This has been a decidedly mixed quarter for industrial companies, made perhaps slightly more tolerable by consistent management guidance earlier this year that it would be a challenging quarter. That said, Emerson (EMR) has been on a concerning streak of late with uninspiring quarterly performance (relative to expectations) and low order growth. Although management has remained rather consistent in tone and substance, Emerson's shortfalls are increasing turning it into a "show me" story with investors.
A Pretty Mediocre Fiscal Second Quarter
Emerson delivered a quarter that it puts on the lower rung of industrial companies this quarter. Revenue rose just 1% as reported (up 2% organically), and the only significant growth came from the process management division (up 13%). Industrial automation was surprisingly weak, network power remains uninspiring, and climate continues to look for a bottom.

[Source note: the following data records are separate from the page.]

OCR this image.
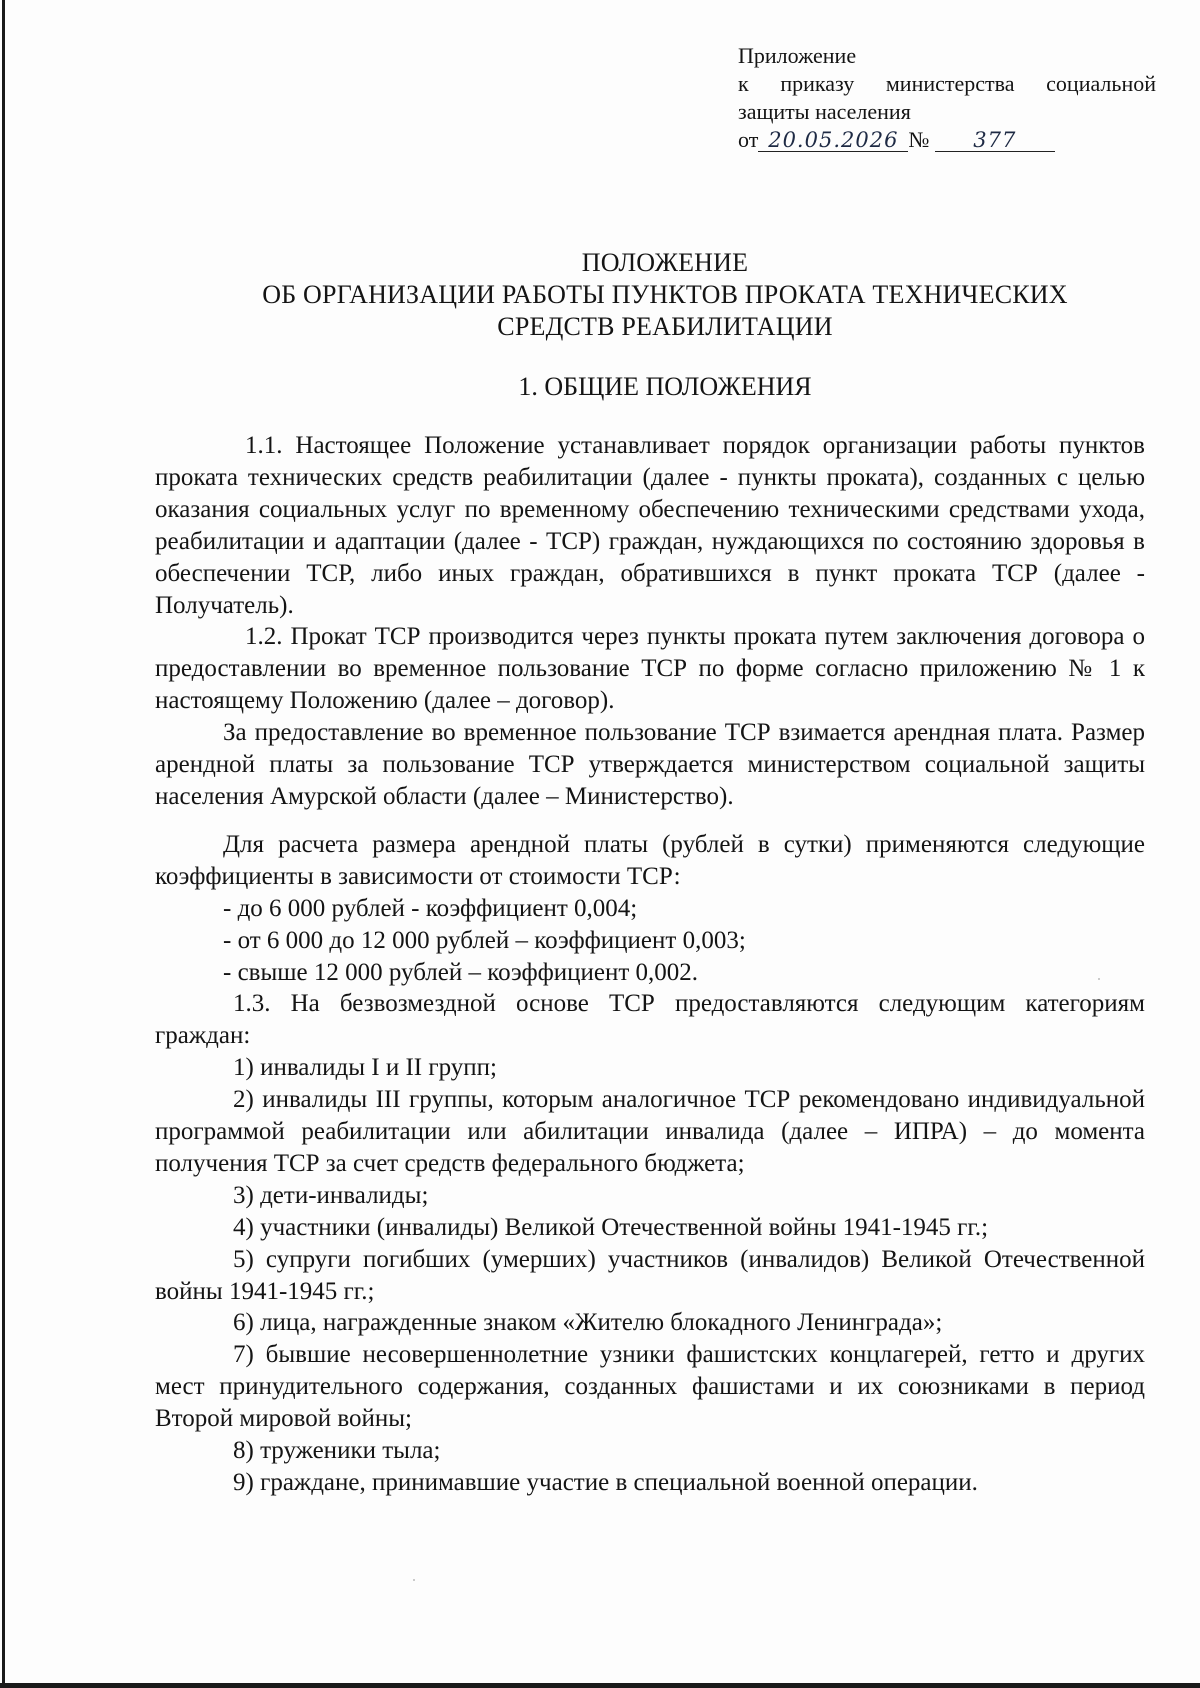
Приложение
к приказу министерства социальной
защиты населения
от 20.05.2026 № 377
ПОЛОЖЕНИЕ
ОБ ОРГАНИЗАЦИИ РАБОТЫ ПУНКТОВ ПРОКАТА ТЕХНИЧЕСКИХ
СРЕДСТВ РЕАБИЛИТАЦИИ
1. ОБЩИЕ ПОЛОЖЕНИЯ

1.1. Настоящее Положение устанавливает порядок организации работы пунктов проката технических средств реабилитации (далее - пункты проката), созданных с целью оказания социальных услуг по временному обеспечению техническими средствами ухода, реабилитации и адаптации (далее - ТСР) граждан, нуждающихся по состоянию здоровья в обеспечении ТСР, либо иных граждан, обратившихся в пункт проката ТСР (далее - Получатель).

1.2. Прокат ТСР производится через пункты проката путем заключения договора о предоставлении во временное пользование ТСР по форме согласно приложению № 1 к настоящему Положению (далее – договор).

За предоставление во временное пользование ТСР взимается арендная плата. Размер арендной платы за пользование ТСР утверждается министерством социальной защиты населения Амурской области (далее – Министерство).

Для расчета размера арендной платы (рублей в сутки) применяются следующие коэффициенты в зависимости от стоимости ТСР:

- до 6 000 рублей - коэффициент 0,004;

- от 6 000 до 12 000 рублей – коэффициент 0,003;

- свыше 12 000 рублей – коэффициент 0,002.

1.3. На безвозмездной основе ТСР предоставляются следующим категориям граждан:

1) инвалиды I и II групп;

2) инвалиды III группы, которым аналогичное ТСР рекомендовано индивидуальной программой реабилитации или абилитации инвалида (далее – ИПРА) – до момента получения ТСР за счет средств федерального бюджета;

3) дети-инвалиды;

4) участники (инвалиды) Великой Отечественной войны 1941-1945 гг.;

5) супруги погибших (умерших) участников (инвалидов) Великой Отечественной войны 1941-1945 гг.;

6) лица, награжденные знаком «Жителю блокадного Ленинграда»;

7) бывшие несовершеннолетние узники фашистских концлагерей, гетто и других мест принудительного содержания, созданных фашистами и их союзниками в период Второй мировой войны;

8) труженики тыла;

9) граждане, принимавшие участие в специальной военной операции.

Operating performance was arguably even more disappointing. Gross margin was alright, but operating income slid 1% on widespread margin weakness across the operating divisions. Process automation was a notable disappointment, as that low teens growth only translated into 30 basis
points of operating margin leverage.
Process In A Good Place
While some segments of the oil & gas/chemicals market are seeing sales fall off [Cummins (CMI), for instance, with its gensets], players in the process management space continue to see strong orders. Like ABB (ABB) and Flowserve (FLS), demand is looking good with respect to original equipment (which can help explain the less impressive margin leverage), and Emerson saw 18% underlying order growth.
But Industrial Automation Isn't
Emerson's performance in industrial automation is harder to explain. It's a short-cycle business with a large chunk (approx. 40%) of sales going to Europe, but why should results have been meaningfully worse here than at ABB or Rockwell (ROK)? I don't know if its an issue of mix or share loss in drives, but the performance here concerns me - particularly as nobody seems to be feeling better about Europe or China today and the strong North American market isn't going to carry the whole sector indefinitely.
Climate And Network Power May Be Near Bottom
Sales in both of these categories were not strong, and that's not really surprising given the environments for resi/non-resi construction and carrier spending. Here again, though, I wonder about share trends, as Eaton (ETN) seemed to be doing meaningfully better in power.
On the climate side, commercial HVAC trends have been improving, and United Technologies (UTX), Ingersoll-Rand (IR), and Johnson Controls (JCI) all had relatively positive things to say about how the market was developing.
Will Shuffling The Deck Improve Their Hand?
During the company's analyst day, Emerson management pointed to some potentially significant changes in the business mix. While Emerson had once talked about operating six separate sizable units, now it sounds as though the company may be looking to sell off certain assets. Businesses like tools and storage would seem to be a pretty obvious choice for sales, while I suspect the company would still like to add some tuck-in deals in process and automation.
The Bottom Line
One bad quarter, or even a few unsatisfying quarters, is not necessarily a good reason to chuck an otherwise promising investment. That said, management is either not being entirely straight with the Street (with expectations coming down in a series of papercuts instead of one wholesale reset), or management just isn't that in tune with their own end markets. Neither option is very encouraging.
Network power and climate should recover over the next 12-18 months, and process is going strong, but I am getting a little more worried about the company's performance in automation. That said, this pessimism has to be kept in perspective, as GE (GE) and Johnson Controls were really the only industrial conference calls I listened to that sounded notably confident or positive.
Right now I expect Emerson to more or less match its trailing free cash flow growth rate of the past 10 years over the next ten. With that sort of growth, fair value would lie in the high $50s. That makes me a lot more ambivalent about this stock when I could just as easily own ABB or GE instead.